Wednesday, August 6, 2014

The Constitutional Abyss

Over at NRO, I examine some of the theoretical stakes of a presidential power grab on immigration:
Politicians and writers on both sides of the aisle have worried about what Ross Douthat has called a “leap into the antidemocratic dark.” Sweeping action on immigration could push the elastic limits on executive authority to such an extent that these limits would lose all their inhibiting force and become nothing more than limp window-dressing for presidential whim. If the president can rewrite immigration law without congressional approval, what limits would he face? As Yuval Levin has suggested, the president’s case for unilateral action on immigration could, with a few twists, become a case for unilateral action on tax cuts.

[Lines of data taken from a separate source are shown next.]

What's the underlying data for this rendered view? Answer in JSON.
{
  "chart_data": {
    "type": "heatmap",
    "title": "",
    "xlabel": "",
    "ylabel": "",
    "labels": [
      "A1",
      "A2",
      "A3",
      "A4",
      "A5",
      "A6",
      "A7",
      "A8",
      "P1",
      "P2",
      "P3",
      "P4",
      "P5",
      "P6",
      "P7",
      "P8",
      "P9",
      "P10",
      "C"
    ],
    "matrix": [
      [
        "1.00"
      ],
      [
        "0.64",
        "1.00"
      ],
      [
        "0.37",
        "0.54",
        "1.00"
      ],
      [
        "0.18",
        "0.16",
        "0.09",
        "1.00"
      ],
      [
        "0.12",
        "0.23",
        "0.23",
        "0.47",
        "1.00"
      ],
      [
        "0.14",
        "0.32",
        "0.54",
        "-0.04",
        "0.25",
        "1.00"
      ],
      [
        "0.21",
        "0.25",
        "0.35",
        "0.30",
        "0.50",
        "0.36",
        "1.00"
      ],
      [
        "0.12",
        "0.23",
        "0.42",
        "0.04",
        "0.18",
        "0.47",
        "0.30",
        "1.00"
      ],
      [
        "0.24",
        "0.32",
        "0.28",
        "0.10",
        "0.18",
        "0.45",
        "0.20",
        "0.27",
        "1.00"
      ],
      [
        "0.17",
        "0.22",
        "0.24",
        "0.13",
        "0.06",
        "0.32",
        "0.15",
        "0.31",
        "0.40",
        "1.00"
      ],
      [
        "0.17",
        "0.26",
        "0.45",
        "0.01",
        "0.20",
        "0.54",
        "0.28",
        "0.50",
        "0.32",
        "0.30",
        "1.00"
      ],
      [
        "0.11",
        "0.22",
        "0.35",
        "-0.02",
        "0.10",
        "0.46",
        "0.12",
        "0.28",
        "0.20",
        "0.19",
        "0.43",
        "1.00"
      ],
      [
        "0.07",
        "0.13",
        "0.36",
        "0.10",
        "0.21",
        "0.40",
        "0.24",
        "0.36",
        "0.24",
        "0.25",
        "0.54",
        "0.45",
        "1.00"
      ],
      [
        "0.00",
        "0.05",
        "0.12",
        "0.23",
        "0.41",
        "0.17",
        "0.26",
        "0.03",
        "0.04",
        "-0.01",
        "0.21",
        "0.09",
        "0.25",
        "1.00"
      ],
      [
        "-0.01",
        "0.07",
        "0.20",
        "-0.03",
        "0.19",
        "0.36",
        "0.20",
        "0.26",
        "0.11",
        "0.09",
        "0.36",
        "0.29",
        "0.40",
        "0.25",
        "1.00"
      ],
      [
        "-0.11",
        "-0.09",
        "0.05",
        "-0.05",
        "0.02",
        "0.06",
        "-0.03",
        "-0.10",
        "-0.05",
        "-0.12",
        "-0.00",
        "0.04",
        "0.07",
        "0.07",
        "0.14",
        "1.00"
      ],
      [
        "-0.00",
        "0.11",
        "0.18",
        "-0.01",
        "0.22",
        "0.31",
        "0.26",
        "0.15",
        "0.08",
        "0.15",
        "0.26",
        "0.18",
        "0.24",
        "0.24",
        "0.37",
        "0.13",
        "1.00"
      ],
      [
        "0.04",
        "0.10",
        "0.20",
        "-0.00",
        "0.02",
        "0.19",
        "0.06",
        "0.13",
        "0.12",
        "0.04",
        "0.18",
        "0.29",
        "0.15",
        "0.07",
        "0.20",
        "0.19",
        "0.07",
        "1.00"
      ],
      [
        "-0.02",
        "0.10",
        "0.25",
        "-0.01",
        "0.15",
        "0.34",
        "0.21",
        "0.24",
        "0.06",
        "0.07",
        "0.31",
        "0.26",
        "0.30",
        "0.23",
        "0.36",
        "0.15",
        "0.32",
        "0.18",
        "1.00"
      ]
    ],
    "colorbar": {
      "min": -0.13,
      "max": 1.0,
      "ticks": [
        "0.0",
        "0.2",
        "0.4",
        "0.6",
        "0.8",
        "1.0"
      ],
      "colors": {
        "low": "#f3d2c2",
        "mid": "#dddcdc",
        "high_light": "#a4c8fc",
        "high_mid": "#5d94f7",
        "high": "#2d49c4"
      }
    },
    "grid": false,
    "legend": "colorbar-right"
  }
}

A president could nullify environmental laws, undo child-labor laws, and rewrite federal law on a gamut of other domestic issues. Making the president the legislator of last resort could, over time, mean that Congress could at best hope to check the president’s dictates by passing laws with veto-proof majorities, which would not stop the legislative center of gravity from shifting from Congress to the executive branch. Such a shift might cheer those who believe that this nation should be governed by a quadrennial dictatorship, but it would run utterly counter to the enumerated principles of the Constitution.
Many members of both parties no doubt realize the deeper constitutional principles at risk from an over-extension of executive authority. With a lukewarm economy, turmoil abroad, and a smorgasbord of domestic controversies, the nation does not need an acute constitutional crisis. If the humanitarian situation on the southern border can in part be traced to the president’s earlier unilateral actions on immigration (and there is considerable evidence that it can be so traced), further sweeping executive action on immigration could lead to further misery — as President Obama himself worried in 2010. The president can claim no urgent crisis in order to justify, say, granting work permits to millions of illegal immigrants; if the need was so great, why did he not work to pass immigration reform (as he had promised that he would) in 2009, when Democrats held great majorities in Congress? Partisan expedience then does not excuse executive overreach now.
You can read the rest here.

The Washington Post has come out to urge President Obama to "think twice" about "tear[ing] up the Constitution" by overstepping the bounds of presidential authority on immigration.